On January 19, 1899, Great Britain and
Egypt signed an agreement on the establishment of joint management
in the Sudan (Anglo-Egyptian condominium). The top officials were
the British, and the middle were the Egyptians. In fact, Sudan was
turned into a colony of Great Britain.
XX century
After
the end of World War I, the British colonialists headed for the
transformation of Sudan into a cotton producing country. The Sudan
began to form a national bourgeoisie.
To strengthen its
power, the British administration, in particular, encouraged the
anti-Islamic and anti-Arab sentiments of the people of the Sudanese
south, adhering to traditional beliefs and professing Christianity.

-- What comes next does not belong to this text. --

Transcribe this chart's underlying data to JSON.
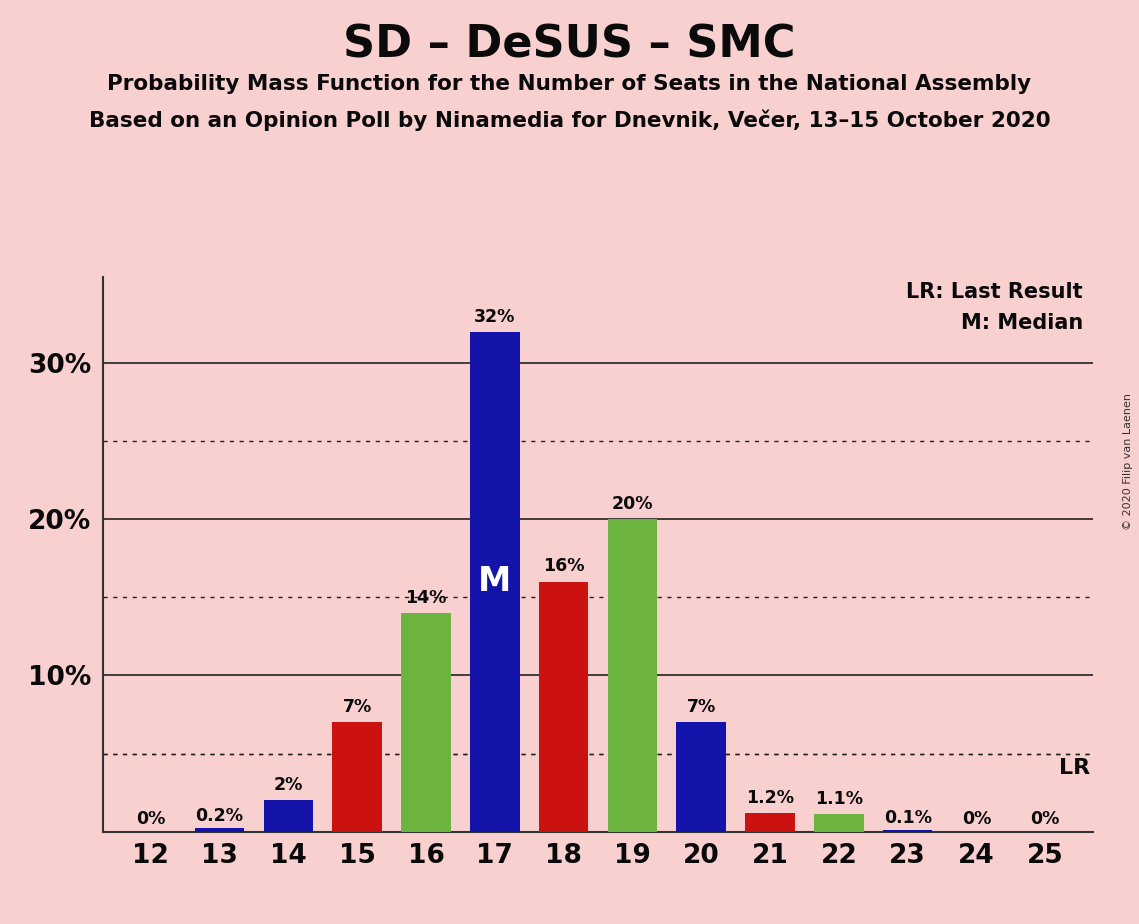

In 1921, an officer of the 9th Sudanese battalion, the son of a
Dinka slave, Ali Abd al-Latif created the first political
organization, the Sudanese United Tribal Society, which demanded
independence. She issued a manifesto calling on Sudanese to armed
uprising.
During World War II, in June 1940, the Italian
army, operating from the territory of Abyssinia, occupied part of
the territory of Sudan, but already in 1941 the Italians were forced
to leave, and Sudan became an important base for the British armed
forces in Africa. Military units recruited from the local population
participated in hostilities in Eritrea, Egypt, Libya, Tunisia.
Participation in the war had positive consequences for Sudan -
the growth of national industry, the activation of political life,
the emergence of political parties, trade unions, and the
strengthening of aspirations for independence.
On October 15, 1951, the Egyptian Parliament approved the law on
the termination of the Anglo-Egyptian Treaty of 1936 and the
Anglo-Egyptian Agreement of 1899, the Egyptian King Farouk was
proclaimed King of Egypt and Sudan.
After the July Revolution
of 1952, Egypt recognized the right of the Sudanese people to
self-determination. In November 1953, parliamentary elections were
held in Sudan, and in 1954 a government of transitional
self-government was created. In August 1955, the Sudanese parliament
decided on the final termination of the condominium, and in the same
year the British and Egyptian troops were withdrawn from Sudan.
On January 1, 1956, Sudan was proclaimed an independent state.